After trying out This question, I noticed that the continued fraction of $\sqrt{n}$ where $n$ is a non-square integer is in the form $[a_0; \overline{a_1, a_2, \cdots, a_k}]$, that is to say, that they are in the form $$a_0 + \cfrac{1}{a_1+\cfrac{1}{a_2+\cfrac{\ddots}{\quad\cfrac{\ddots}{\qquad a_k+\cfrac{1}{a_1+\cfrac{1}{a_2+\ddots}}}}}}$$
I was able to show this was true for $n\leq10000$. However, I'm not sure how to show this is true.
On
The general result is usually referred to Lagrange. Your observation is due to Galois by writing $$\sqrt{n}=[n]+\frac 1 t,$$ where $$t=\frac 1{\sqrt{n}-[n]}>1$$ and its Galois conjugate $s=1/(-\sqrt{n}-[n])$ satisfies $$-1<s<0.$$ See a proof here: https://planetmath.org/purelyperiodiccontinuedfractions
Taking $$ a_0 = \left\lfloor \sqrt n \right\rfloor \; . $$ There is a characterization of purely periodic continued fractions; this is due to Galois.

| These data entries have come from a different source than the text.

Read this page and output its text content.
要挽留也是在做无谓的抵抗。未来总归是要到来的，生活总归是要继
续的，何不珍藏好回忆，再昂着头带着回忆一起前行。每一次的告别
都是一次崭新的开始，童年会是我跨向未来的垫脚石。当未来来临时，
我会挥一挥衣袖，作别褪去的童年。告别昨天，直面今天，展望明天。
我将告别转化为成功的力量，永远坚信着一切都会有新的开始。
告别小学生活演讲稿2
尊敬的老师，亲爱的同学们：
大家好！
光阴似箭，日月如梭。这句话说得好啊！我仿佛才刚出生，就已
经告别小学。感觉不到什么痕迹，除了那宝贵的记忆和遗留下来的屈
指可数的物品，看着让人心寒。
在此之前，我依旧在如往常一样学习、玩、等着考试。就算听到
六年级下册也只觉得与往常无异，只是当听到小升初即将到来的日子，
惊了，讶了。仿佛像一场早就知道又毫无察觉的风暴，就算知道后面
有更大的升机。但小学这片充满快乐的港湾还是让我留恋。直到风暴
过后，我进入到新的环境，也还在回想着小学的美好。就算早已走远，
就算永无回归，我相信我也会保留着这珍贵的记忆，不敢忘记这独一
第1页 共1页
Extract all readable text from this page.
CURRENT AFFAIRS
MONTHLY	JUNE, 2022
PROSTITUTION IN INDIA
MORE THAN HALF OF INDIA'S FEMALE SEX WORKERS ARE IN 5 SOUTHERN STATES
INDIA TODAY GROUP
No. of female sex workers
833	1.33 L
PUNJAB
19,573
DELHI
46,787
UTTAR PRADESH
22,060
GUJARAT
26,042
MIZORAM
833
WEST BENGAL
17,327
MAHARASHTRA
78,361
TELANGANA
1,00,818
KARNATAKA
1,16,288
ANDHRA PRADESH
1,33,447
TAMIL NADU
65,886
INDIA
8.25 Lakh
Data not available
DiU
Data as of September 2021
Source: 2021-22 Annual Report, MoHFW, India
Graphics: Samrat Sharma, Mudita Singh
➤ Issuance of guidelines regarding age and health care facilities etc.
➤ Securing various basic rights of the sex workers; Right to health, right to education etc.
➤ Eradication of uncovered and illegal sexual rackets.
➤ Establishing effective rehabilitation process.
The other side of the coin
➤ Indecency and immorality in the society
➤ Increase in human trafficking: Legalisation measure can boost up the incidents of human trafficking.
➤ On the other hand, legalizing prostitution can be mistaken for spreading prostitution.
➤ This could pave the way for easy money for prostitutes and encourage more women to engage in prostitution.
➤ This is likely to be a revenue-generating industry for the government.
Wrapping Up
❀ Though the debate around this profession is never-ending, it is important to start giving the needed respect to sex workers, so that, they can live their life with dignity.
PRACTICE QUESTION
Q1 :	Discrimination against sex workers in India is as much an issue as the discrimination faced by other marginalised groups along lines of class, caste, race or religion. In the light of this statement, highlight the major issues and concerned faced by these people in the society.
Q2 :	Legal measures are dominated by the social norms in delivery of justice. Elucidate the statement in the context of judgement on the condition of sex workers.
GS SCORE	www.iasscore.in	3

Namely, if $P,Q,D$ are integers, $D>0$ is not a square, define $$ \zeta = \frac{P + \sqrt N}{Q} $$ and call its conjugate $$ \eta = \frac{P - \sqrt N}{Q} $$ The first result is that $\zeta$ has a purely periodic continued fraction if and only if it is reduced, which means both $$ \zeta > 1 \; , \; \; \; \; \; -1 < \eta < 0 $$ In your example you have $Q=1,$ $$ a_0 < \sqrt n < 1 + a_0, $$ so $$ a_0 - \sqrt n < 0 < 1 + a_0 - \sqrt n, $$ the right hand part giving $$ -1 < a_0 - \sqrt n, $$ The conclusion is that $a_0 + \sqrt n$ has a purely periodic continued fraction. As this differs in only the first entry, we see that the fraction for $\sqrt n$ begins being purely periodic after just the initial partial quotient.